A major reaction against the consequences of sprawl is taking place indeed. Enormous progress is constantly being achieved through the formulation of sustainable principles, such as those of Smart Growth, New Urbanism, and LEED ® green building rating system.
2005 Urban Fellow
Research Topic: Socio-cultural and Ecological Interactions
Faculty Advisor: Gordon Geballe
Is a Sustainable Urbanism Possible In 21st Century America?
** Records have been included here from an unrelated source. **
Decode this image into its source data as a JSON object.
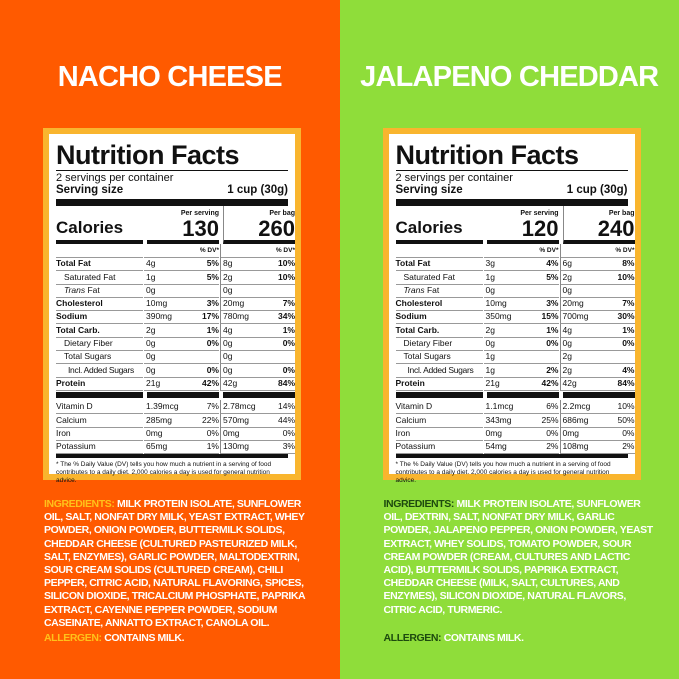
{
  "colors": {
    "left_bg": "#ff5a00",
    "right_bg": "#8fdd3a",
    "label_border": "#f9b52e",
    "left_key": "#ffc21a",
    "right_key": "#1d4a0e"
  },
  "products": [
    {
      "flavor": "NACHO CHEESE",
      "title": "Nutrition Facts",
      "servings": "2 servings per container",
      "serving_size_label": "Serving size",
      "serving_size": "1 cup (30g)",
      "calories_label": "Calories",
      "per_serving_label": "Per serving",
      "per_bag_label": "Per bag",
      "calories_serving": "130",
      "calories_bag": "260",
      "dv_label": "% DV*",
      "rows": [
        {
          "name": "Total Fat",
          "style": "bold",
          "s": "4g",
          "sp": "5%",
          "b": "8g",
          "bp": "10%"
        },
        {
          "name": "Saturated Fat",
          "style": "indent1",
          "s": "1g",
          "sp": "5%",
          "b": "2g",
          "bp": "10%"
        },
        {
          "name": "Trans Fat",
          "style": "indent1 trans",
          "s": "0g",
          "sp": "",
          "b": "0g",
          "bp": ""
        },
        {
          "name": "Cholesterol",
          "style": "bold",
          "s": "10mg",
          "sp": "3%",
          "b": "20mg",
          "bp": "7%"
        },
        {
          "name": "Sodium",
          "style": "bold",
          "s": "390mg",
          "sp": "17%",
          "b": "780mg",
          "bp": "34%"
        },
        {
          "name": "Total Carb.",
          "style": "bold",
          "s": "2g",
          "sp": "1%",
          "b": "4g",
          "bp": "1%"
        },
        {
          "name": "Dietary Fiber",
          "style": "indent1",
          "s": "0g",
          "sp": "0%",
          "b": "0g",
          "bp": "0%"
        },
        {
          "name": "Total Sugars",
          "style": "indent1",
          "s": "0g",
          "sp": "",
          "b": "0g",
          "bp": ""
        },
        {
          "name": "Incl. Added Sugars",
          "style": "indent2",
          "s": "0g",
          "sp": "0%",
          "b": "0g",
          "bp": "0%"
        },
        {
          "name": "Protein",
          "style": "bold",
          "s": "21g",
          "sp": "42%",
          "b": "42g",
          "bp": "84%"
        }
      ],
      "vitamins": [
        {
          "name": "Vitamin D",
          "s": "1.39mcg",
          "sp": "7%",
          "b": "2.78mcg",
          "bp": "14%"
        },
        {
          "name": "Calcium",
          "s": "285mg",
          "sp": "22%",
          "b": "570mg",
          "bp": "44%"
        },
        {
          "name": "Iron",
          "s": "0mg",
          "sp": "0%",
          "b": "0mg",
          "bp": "0%"
        },
        {
          "name": "Potassium",
          "s": "65mg",
          "sp": "1%",
          "b": "130mg",
          "bp": "3%"
        }
      ],
      "footnote": "* The % Daily Value (DV) tells you how much a nutrient in a serving of food contributes to a daily diet. 2,000 calories a day is used for general nutrition advice.",
      "ingredients_label": "INGREDIENTS:",
      "ingredients": "MILK PROTEIN ISOLATE, SUNFLOWER OIL, SALT, NONFAT DRY MILK, YEAST EXTRACT, WHEY POWDER, ONION POWDER, BUTTERMILK SOLIDS, CHEDDAR CHEESE (CULTURED PASTEURIZED MILK, SALT, ENZYMES), GARLIC POWDER, MALTODEXTRIN, SOUR CREAM SOLIDS (CULTURED CREAM), CHILI PEPPER, CITRIC ACID, NATURAL FLAVORING, SPICES, SILICON DIOXIDE, TRICALCIUM PHOSPHATE, PAPRIKA EXTRACT, CAYENNE PEPPER POWDER, SODIUM CASEINATE, ANNATTO EXTRACT, CANOLA OIL.",
      "allergen_label": "ALLERGEN:",
      "allergen": "CONTAINS MILK."
    },
    {
      "flavor": "JALAPENO CHEDDAR",
      "title": "Nutrition Facts",
      "servings": "2 servings per container",
      "serving_size_label": "Serving size",
      "serving_size": "1 cup (30g)",
      "calories_label": "Calories",
      "per_serving_label": "Per serving",
      "per_bag_label": "Per bag",
      "calories_serving": "120",
      "calories_bag": "240",
      "dv_label": "% DV*",
      "rows": [
        {
          "name": "Total Fat",
          "style": "bold",
          "s": "3g",
          "sp": "4%",
          "b": "6g",
          "bp": "8%"
        },
        {
          "name": "Saturated Fat",
          "style": "indent1",
          "s": "1g",
          "sp": "5%",
          "b": "2g",
          "bp": "10%"
        },
        {
          "name": "Trans Fat",
          "style": "indent1 trans",
          "s": "0g",
          "sp": "",
          "b": "0g",
          "bp": ""
        },
        {
          "name": "Cholesterol",
          "style": "bold",
          "s": "10mg",
          "sp": "3%",
          "b": "20mg",
          "bp": "7%"
        },
        {
          "name": "Sodium",
          "style": "bold",
          "s": "350mg",
          "sp": "15%",
          "b": "700mg",
          "bp": "30%"
        },
        {
          "name": "Total Carb.",
          "style": "bold",
          "s": "2g",
          "sp": "1%",
          "b": "4g",
          "bp": "1%"
        },
        {
          "name": "Dietary Fiber",
          "style": "indent1",
          "s": "0g",
          "sp": "0%",
          "b": "0g",
          "bp": "0%"
        },
        {
          "name": "Total Sugars",
          "style": "indent1",
          "s": "1g",
          "sp": "",
          "b": "2g",
          "bp": ""
        },
        {
          "name": "Incl. Added Sugars",
          "style": "indent2",
          "s": "1g",
          "sp": "2%",
          "b": "2g",
          "bp": "4%"
        },
        {
          "name": "Protein",
          "style": "bold",
          "s": "21g",
          "sp": "42%",
          "b": "42g",
          "bp": "84%"
        }
      ],
      "vitamins": [
        {
          "name": "Vitamin D",
          "s": "1.1mcg",
          "sp": "6%",
          "b": "2.2mcg",
          "bp": "10%"
        },
        {
          "name": "Calcium",
          "s": "343mg",
          "sp": "25%",
          "b": "686mg",
          "bp": "50%"
        },
        {
          "name": "Iron",
          "s": "0mg",
          "sp": "0%",
          "b": "0mg",
          "bp": "0%"
        },
        {
          "name": "Potassium",
          "s": "54mg",
          "sp": "2%",
          "b": "108mg",
          "bp": "2%"
        }
      ],
      "footnote": "* The % Daily Value (DV) tells you how much a nutrient in a serving of food contributes to a daily diet. 2,000 calories a day is used for general nutrition advice.",
      "ingredients_label": "INGREDIENTS:",
      "ingredients": "MILK PROTEIN ISOLATE, SUNFLOWER OIL, DEXTRIN, SALT, NONFAT DRY MILK, GARLIC POWDER, JALAPENO PEPPER, ONION POWDER, YEAST EXTRACT, WHEY SOLIDS, TOMATO POWDER, SOUR CREAM POWDER (CREAM, CULTURES AND LACTIC ACID), BUTTERMILK SOLIDS, PAPRIKA EXTRACT, CHEDDAR CHEESE (MILK, SALT, CULTURES, AND ENZYMES), SILICON DIOXIDE, NATURAL FLAVORS, CITRIC ACID, TURMERIC.",
      "allergen_label": "ALLERGEN:",
      "allergen": "CONTAINS MILK."
    }
  ]
}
The rapid growth of the built environment has been pointed out as one of the major challenges to sustainability in the US. Low density “sprawling” neighborhoods represent the most undesired form of urban growth both for the waste of land and energy they cause, as well as for the lack of a “sense of place” they promote among their inhabitants. Several critiques to such type of urbanization have being heard since the last decades of the XXth century, causing in turn a reaction, in the form of new urban design approaches such as “Smart Growth” and “New Urbanism”. The town of Seaside, the quintessential example of New Urbanism represents a major progress: more contained communities, walkable distances to most services and a recognizable place where people can meet and interact; but this project is far from constituting a sustainable solution. The new design of a downtown for Mansfield, Connecticut seems to be a step closer toward a sustainable urbanism. From the construction standpoint, the quest for sustainability has been pursued through the creation of several “green index” systems, of which the most widely accepted is the LEED® green building rating system. Some critiques to such rating system include its incomplete scope in order to reach true sustainability. A new rating system, the “LAND code” is being developed by The School of Forestry and Environmental Studies at Yale University, which when finished, would complement several land use aspects not considered at LEED®. Some differences are the way both rating systems deal with Water, Vegetation and Landscape Ecology. A possible way of developing the LAND code in the future may include a point system to compare environmental performance to pre-existing ecological processes.